Monday, April 14, 2008

Besides that, Mrs. Lincoln, how was the play?

Today is the 143rd anniversary of the assassination of President Lincoln, who was killed at Ford's Theater back in 1865.

The Presidency and Presidential history have always been of interest to me.  I've always had an interest in Abraham Lincoln, going back to a paperback book that came out when I was young called "The Lincoln Conspiracy" (which questioned whether US government officials had anything to do with Lincoln's death).

In recent years, though, thanks to a friend whose parish is in southern Maryland, I've been able to visit some of the sites which were part of the history of the Lincoln assassination.

The first thing I've come to learn was that most of the people associated with the events were Catholics.  Dr. Mudd, Mrs. Surratt and her son John, David Herold, etc.  Not that their Catholicity had anything to do with it, it was just something I noticed.  John Surratt, in fact, in his escape from prosecution in the United States, actually spent time in service to the Papal Zouaves (infantrymen who defended the Papal States).  Later on, after his discovery and extradition to the United States, and after a trial jury deadlock gained him freedom, he became a schoolteacher where?  St. Joseph's School in Emmitsburg, Maryland (the town is also home to a great seminary).

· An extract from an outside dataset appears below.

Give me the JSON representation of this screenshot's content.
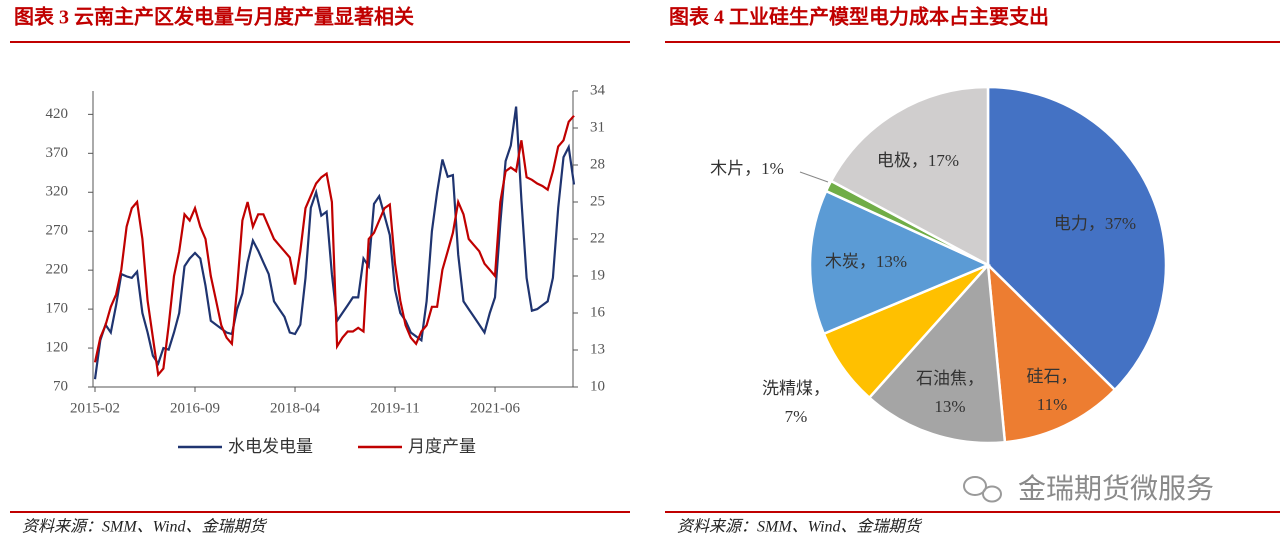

A picture I took of Dr. Mudd's house
where Booth's broken leg was treated.

The site where Booth was discovered and killed,
a barn owned by Richard Garrett, is now an
empty clearing on the median for VA route 301.
(I came across the site returning from North Carolina,
and I should probably take this opportunity to apologize
 to the car behind me for stopping so suddenly.  Whoops, sorry)

Finally, since this is a blog with religious overtones, I'll leave you with a link to an interesting article called, Lincoln and the Will of God, which was published in First Things back in March.  The author, Andrew Ferguson, explores the faith and religious beliefs of Abraham Lincoln.

1 comment:

SamW said...

This little nugget is mind-blowing.
This would appear to be statistically impossible -- or, to put it another way, improbable. Very curious.